Je me souviens d’une réunion, un jour, où quelqu’un a demandé "mais que peut-on faire pour qu’ils reviennent" ? Je suis désolé, on est en 2015, l’économie est mondialisée, le gars qui vit au fin fond de la Corrèze fait des affaires avec le monde entier, et celui qui est à Bangkok peut aussi être utile à la France.

Ce qu’il faut faire à la rigueur, c’est les inciter à investir l’argent qu’ils ont gagné à l’étranger en France.

Or, on fait l’inverse. Le problème de la CSG est un bon exemple. Et le nombre de Français qui me disent "je suis prêt à investir dans un pays sûr et la France est un pays sûr, mais je n’investirai pas en France aujourd’hui car, si je suis expatrié, l’immobilier est surtaxé". Ils investissent donc à Singapour, en Grande Bretagne, en Allemagne, en Italie, etc. Du coup on voit des gens qui regrettent que, malgré eux, on les éloigne de France.
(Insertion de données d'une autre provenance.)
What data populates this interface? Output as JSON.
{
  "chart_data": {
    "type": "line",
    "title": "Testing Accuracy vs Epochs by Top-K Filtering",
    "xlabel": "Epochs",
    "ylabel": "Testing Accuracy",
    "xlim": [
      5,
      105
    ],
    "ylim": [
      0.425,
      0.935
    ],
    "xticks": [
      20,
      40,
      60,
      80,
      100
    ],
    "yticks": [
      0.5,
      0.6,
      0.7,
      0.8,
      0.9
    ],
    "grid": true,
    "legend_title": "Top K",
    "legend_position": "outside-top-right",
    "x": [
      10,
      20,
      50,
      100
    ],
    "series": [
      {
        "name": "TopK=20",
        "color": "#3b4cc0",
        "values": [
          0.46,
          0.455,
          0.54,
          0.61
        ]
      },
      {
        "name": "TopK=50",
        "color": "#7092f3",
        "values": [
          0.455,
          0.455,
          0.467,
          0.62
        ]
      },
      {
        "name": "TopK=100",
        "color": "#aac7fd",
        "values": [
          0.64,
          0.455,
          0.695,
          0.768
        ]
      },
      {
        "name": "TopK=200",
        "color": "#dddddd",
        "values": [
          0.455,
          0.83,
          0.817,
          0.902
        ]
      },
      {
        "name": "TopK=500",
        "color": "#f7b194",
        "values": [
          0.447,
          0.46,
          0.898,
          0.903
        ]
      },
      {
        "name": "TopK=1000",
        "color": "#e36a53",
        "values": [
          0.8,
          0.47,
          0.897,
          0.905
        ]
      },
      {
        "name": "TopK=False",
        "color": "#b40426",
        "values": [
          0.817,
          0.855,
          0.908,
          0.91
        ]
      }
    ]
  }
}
Aux deux tiers de ce premier mandat des onze députés des Français de l’étranger, que relevez-vous de positif?

On ne change pas les choses en trois ans. On les améliore, et on commence à changer la vision. Je pense que les députés de francais de l’étranger, les onze, ont réussi à faire en sorte qu’à l’Assemblée nationale ça change progressivement. Il y a encore beaucoup de chemin à faire…

Jusqu’à présent, les expatriés n’étaient pas représentés à l’Assemblée nationale. Dans la moindre loi qui était votée, personne ne pensait une seule seconde à l’impact que cela pourrait y avoir pour les expatriés. Désormais, les choses ont changé, et sur les onze députés, les quatre principaux partis sont représentés.

Cela veut dire que dans chacun de ces partis, il y a désormais au moins une voix pour les expatriés.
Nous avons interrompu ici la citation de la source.